Interestingly, as I look back at my undergraduate days, most of my role models were from humble and usually unglamorous hospitals such as Alexandra and Tan Tock Seng Hospitals. I was not particularly impressed with some people who were more interested in telling me how clever they were as super-specialists and putting down others than telling undergraduates what they should know. I learnt most of my medicine from general internists, surgeons and paediatricians, etc, not some sub and super-specialists with an oedematous hubris and academics in ivory towers.
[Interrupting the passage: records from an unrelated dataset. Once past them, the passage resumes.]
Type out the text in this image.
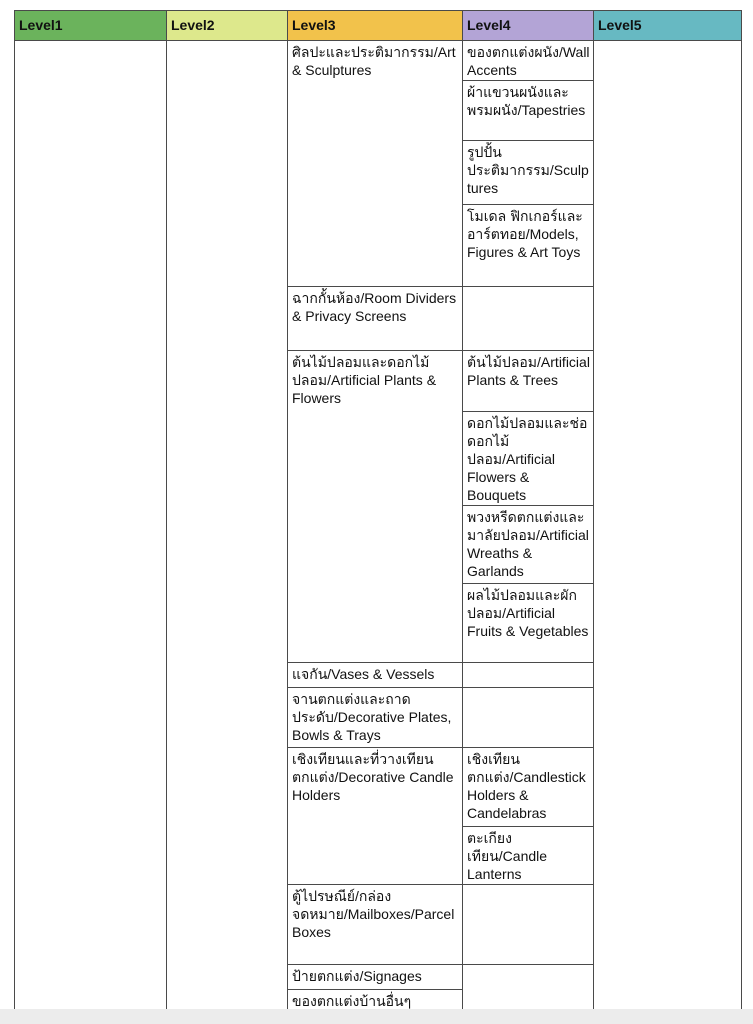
Level1	Level2	Level3	Level4	Level5
		ศิลปะและประติมากรรม/Art & Sculptures	ของตกแต่งผนัง/Wall Accents	
			ผ้าแขวนผนังและพรมผนัง/Tapestries	
			รูปปั้นประติมากรรม/Sculptures	
			โมเดล ฟิกเกอร์และอาร์ตทอย/Models, Figures & Art Toys	
		ฉากกั้นห้อง/Room Dividers & Privacy Screens		
		ต้นไม้ปลอมและดอกไม้ปลอม/Artificial Plants & Flowers	ต้นไม้ปลอม/Artificial Plants & Trees	
			ดอกไม้ปลอมและช่อดอกไม้ปลอม/Artificial Flowers & Bouquets	
			พวงหรีดตกแต่งและมาลัยปลอม/Artificial Wreaths & Garlands	
			ผลไม้ปลอมและผักปลอม/Artificial Fruits & Vegetables	
		แจกัน/Vases & Vessels		
		จานตกแต่งและถาดประดับ/Decorative Plates, Bowls & Trays		
		เชิงเทียนและที่วางเทียนตกแต่ง/Decorative Candle Holders	เชิงเทียนตกแต่ง/Candlestick Holders & Candelabras	
			ตะเกียงเทียน/Candle Lanterns	
		ตู้ไปรษณีย์/กล่องจดหมาย/Mailboxes/Parcel Boxes		
		ป้ายตกแต่ง/Signages		
		ของตกแต่งบ้านอื่นๆ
Everyone says Goh Lee Gan is admirable and worth emulating, but who really is willing to pay the hefty price...? It may not be long when our principles and standards have drifted so far away and our memories so coloured that we may even forget what constitutes a role model. Maybe in the future a role model is one who has the most degrees and earns the most money after resigning from public sector at the soonest opportunity. Certainly today’s medical students are different from my time. These are people who can pay more than $13,000 a year in school fees. Such a self-selecting process already produces a community that may have different ideas and expectations as to what constitute a role model as compared to my time when school fees were $3,900 a year at matriculation (not so long ago). We have less time to salvage the situation than we think we have, I am afraid.
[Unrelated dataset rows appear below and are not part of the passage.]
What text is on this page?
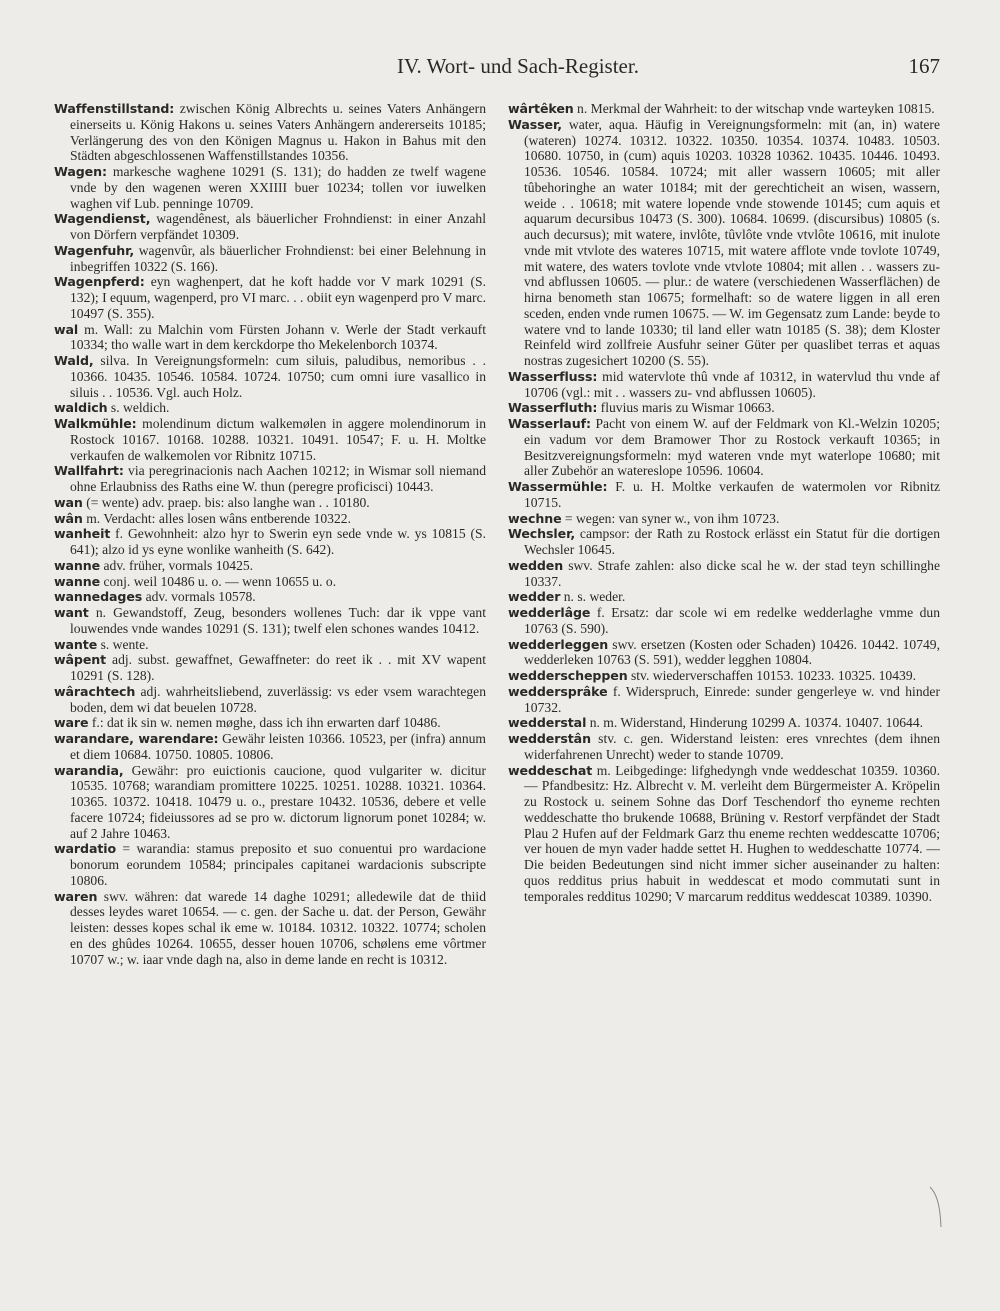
IV. Wort- und Sach-Register.	167

Waffenstillstand: zwischen König Albrechts u. seines Vaters Anhängern einerseits u. König Hakons u. seines Vaters Anhängern andererseits 10185; Verlängerung des von den Königen Magnus u. Hakon in Bahus mit den Städten abgeschlossenen Waffenstillstandes 10356.

Wagen: markesche waghene 10291 (S. 131); do hadden ze twelf wagene vnde by den wagenen weren XXIIII buer 10234; tollen vor iuwelken waghen vif Lub. penninge 10709.

Wagendienst, wagendênest, als bäuerlicher Frohndienst: in einer Anzahl von Dörfern verpfändet 10309.

Wagenfuhr, wagenvûr, als bäuerlicher Frohndienst: bei einer Belehnung in inbegriffen 10322 (S. 166).

Wagenpferd: eyn waghenpert, dat he koft hadde vor V mark 10291 (S. 132); I equum, wagenperd, pro VI marc. . . obiit eyn wagenperd pro V marc. 10497 (S. 355).

wal m. Wall: zu Malchin vom Fürsten Johann v. Werle der Stadt verkauft 10334; tho walle wart in dem kerckdorpe tho Mekelenborch 10374.

Wald, silva. In Vereignungsformeln: cum siluis, paludibus, nemoribus . . 10366. 10435. 10546. 10584. 10724. 10750; cum omni iure vasallico in siluis . . 10536. Vgl. auch Holz.

waldich s. weldich.

Walkmühle: molendinum dictum walkemølen in aggere molendinorum in Rostock 10167. 10168. 10288. 10321. 10491. 10547; F. u. H. Moltke verkaufen de walkemolen vor Ribnitz 10715.

Wallfahrt: via peregrinacionis nach Aachen 10212; in Wismar soll niemand ohne Erlaubniss des Raths eine W. thun (peregre proficisci) 10443.

wan (= wente) adv. praep. bis: also langhe wan . . 10180.

wân m. Verdacht: alles losen wâns entberende 10322.

wanheit f. Gewohnheit: alzo hyr to Swerin eyn sede vnde w. ys 10815 (S. 641); alzo id ys eyne wonlike wanheith (S. 642).

wanne adv. früher, vormals 10425.

wanne conj. weil 10486 u. o. — wenn 10655 u. o.

wannedages adv. vormals 10578.

want n. Gewandstoff, Zeug, besonders wollenes Tuch: dar ik vppe vant louwendes vnde wandes 10291 (S. 131); twelf elen schones wandes 10412.

wante s. wente.

wâpent adj. subst. gewaffnet, Gewaffneter: do reet ik . . mit XV wapent 10291 (S. 128).

wârachtech adj. wahrheitsliebend, zuverlässig: vs eder vsem warachtegen boden, dem wi dat beuelen 10728.

ware f.: dat ik sin w. nemen møghe, dass ich ihn erwarten darf 10486.

warandare, warendare: Gewähr leisten 10366. 10523, per (infra) annum et diem 10684. 10750. 10805. 10806.

warandia, Gewähr: pro euictionis caucione, quod vulgariter w. dicitur 10535. 10768; warandiam promittere 10225. 10251. 10288. 10321. 10364. 10365. 10372. 10418. 10479 u. o., prestare 10432. 10536, debere et velle facere 10724; fideiussores ad se pro w. dictorum lignorum ponet 10284; w. auf 2 Jahre 10463.

wardatio = warandia: stamus preposito et suo conuentui pro wardacione bonorum eorundem 10584; principales capitanei wardacionis subscripte 10806.

waren swv. währen: dat warede 14 daghe 10291; alledewile dat de thiid desses leydes waret 10654. — c. gen. der Sache u. dat. der Person, Gewähr leisten: desses kopes schal ik eme w. 10184. 10312. 10322. 10774; scholen en des ghûdes 10264. 10655, desser houen 10706, schølens eme vôrtmer 10707 w.; w. iaar vnde dagh na, also in deme lande en recht is 10312.

wârtêken n. Merkmal der Wahrheit: to der witschap vnde warteyken 10815.

Wasser, water, aqua. Häufig in Vereignungsformeln: mit (an, in) watere (wateren) 10274. 10312. 10322. 10350. 10354. 10374. 10483. 10503. 10680. 10750, in (cum) aquis 10203. 10328 10362. 10435. 10446. 10493. 10536. 10546. 10584. 10724; mit aller wassern 10605; mit aller tûbehoringhe an water 10184; mit der gerechticheit an wisen, wassern, weide . . 10618; mit watere lopende vnde stowende 10145; cum aquis et aquarum decursibus 10473 (S. 300). 10684. 10699. (discursibus) 10805 (s. auch decursus); mit watere, invlôte, tûvlôte vnde vtvlôte 10616, mit inulote vnde mit vtvlote des wateres 10715, mit watere afflote vnde tovlote 10749, mit watere, des waters tovlote vnde vtvlote 10804; mit allen . . wassers zu- vnd abflussen 10605. — plur.: de watere (verschiedenen Wasserflächen) de hirna benometh stan 10675; formelhaft: so de watere liggen in all eren sceden, enden vnde rumen 10675. — W. im Gegensatz zum Lande: beyde to watere vnd to lande 10330; til land eller watn 10185 (S. 38); dem Kloster Reinfeld wird zollfreie Ausfuhr seiner Güter per quaslibet terras et aquas nostras zugesichert 10200 (S. 55).

Wasserfluss: mid watervlote thû vnde af 10312, in watervlud thu vnde af 10706 (vgl.: mit . . wassers zu- vnd abflussen 10605).

Wasserfluth: fluvius maris zu Wismar 10663.

Wasserlauf: Pacht von einem W. auf der Feldmark von Kl.-Welzin 10205; ein vadum vor dem Bramower Thor zu Rostock verkauft 10365; in Besitzvereignungsformeln: myd wateren vnde myt waterlope 10680; mit aller Zubehör an watereslope 10596. 10604.

Wassermühle: F. u. H. Moltke verkaufen de watermolen vor Ribnitz 10715.

wechne = wegen: van syner w., von ihm 10723.

Wechsler, campsor: der Rath zu Rostock erlässt ein Statut für die dortigen Wechsler 10645.

wedden swv. Strafe zahlen: also dicke scal he w. der stad teyn schillinghe 10337.

wedder n. s. weder.

wedderlâge f. Ersatz: dar scole wi em redelke wedderlaghe vmme dun 10763 (S. 590).

wedderleggen swv. ersetzen (Kosten oder Schaden) 10426. 10442. 10749, wedderleken 10763 (S. 591), wedder legghen 10804.

wedderscheppen stv. wiederverschaffen 10153. 10233. 10325. 10439.

weddersprâke f. Widerspruch, Einrede: sunder gengerleye w. vnd hinder 10732.

wedderstal n. m. Widerstand, Hinderung 10299 A. 10374. 10407. 10644.

wedderstân stv. c. gen. Widerstand leisten: eres vnrechtes (dem ihnen widerfahrenen Unrecht) weder to stande 10709.

weddeschat m. Leibgedinge: lifghedyngh vnde weddeschat 10359. 10360. — Pfandbesitz: Hz. Albrecht v. M. verleiht dem Bürgermeister A. Kröpelin zu Rostock u. seinem Sohne das Dorf Teschendorf tho eyneme rechten weddeschatte tho brukende 10688, Brüning v. Restorf verpfändet der Stadt Plau 2 Hufen auf der Feldmark Garz thu eneme rechten weddescatte 10706; ver houen de myn vader hadde settet H. Hughen to weddeschatte 10774. — Die beiden Bedeutungen sind nicht immer sicher auseinander zu halten: quos redditus prius habuit in weddescat et modo commutati sunt in temporales redditus 10290; V marcarum redditus weddescat 10389. 10390.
I was choked with emotion as Dr Wong Heck Sing gave his lecture. Because it dawned upon me how far we have fallen and how impotent some of us are in trying to keep the profession going. Dr Wong’s speech bear reading over and over again because it represents the distilled wisdom of a man who in the twilight of his years knows there is much left to do. But unfortunately, there does not seem to be people with more time than him who have the conviction or the influence to do it. His words can either spur us back onto the right track or be a testament to the insufficiency of today’s doctors and leaders.  

THE HOBBIT 

It is oft said that experience is the comb that life hands us when we are bald. It is then perhaps one’s great fortune to be handed one by another who has more than enough hair implements to spare. Dr Wong’s lecture spans vast times and topics, introducing us to the barber-surgeon Ambroise Pare who started surgery down its path of success and prestige, to modern legions like William Osler. He then proceeds to present a complete picture of the situation facing the medical profession, present and future. Not only does he describe what he sees as critical shortcomings in the profession, he offers his take on the problem as well as some very real solutions. The entire experience of his lecture is akin to standing on Fort Canning and being offered a pair of magic binoculars that could see both East and West Coasts, and a little of Johore as well.
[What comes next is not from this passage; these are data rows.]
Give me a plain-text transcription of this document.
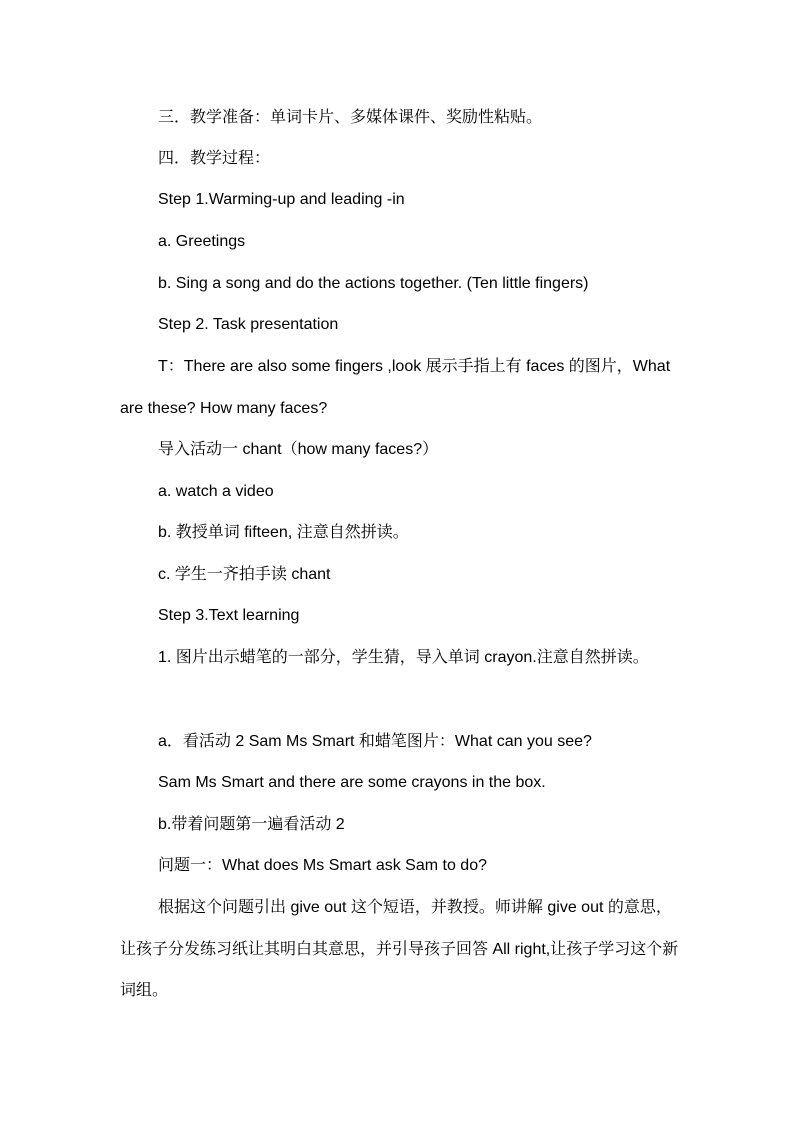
三．教学准备：单词卡片、多媒体课件、奖励性粘贴。

四．教学过程：

Step 1.Warming-up and leading -in

a. Greetings

b. Sing a song and do the actions together. (Ten little fingers)

Step 2. Task presentation

T：There are also some fingers ,look 展示手指上有 faces 的图片，What are these? How many faces?

导入活动一 chant（how many faces?）

a. watch a video

b. 教授单词 fifteen, 注意自然拼读。

c. 学生一齐拍手读 chant

Step 3.Text learning

1. 图片出示蜡笔的一部分，学生猜，导入单词 crayon.注意自然拼读。

a．看活动 2 Sam Ms Smart 和蜡笔图片：What can you see?

Sam Ms Smart and there are some crayons in the box.

b.带着问题第一遍看活动 2

问题一：What does Ms Smart ask Sam to do?

根据这个问题引出 give out 这个短语，并教授。师讲解 give out 的意思，让孩子分发练习纸让其明白其意思，并引导孩子回答 All right,让孩子学习这个新词组。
Unfortunately, such wide views often fall short in fine focusing. Dr Wong raised the issues of changing health care and shifting values in young doctors, the antagonism between public and private sectors, the lack of suitable role models and the importance of having them. He repeatedly stressed the point that holistic patient care is vital not only at the beginning of medical education, but indeed thoughout the entire career of a physician. In short, he raised almost every question that is worth asking and which most of the audience is either familiar with or at least aware of.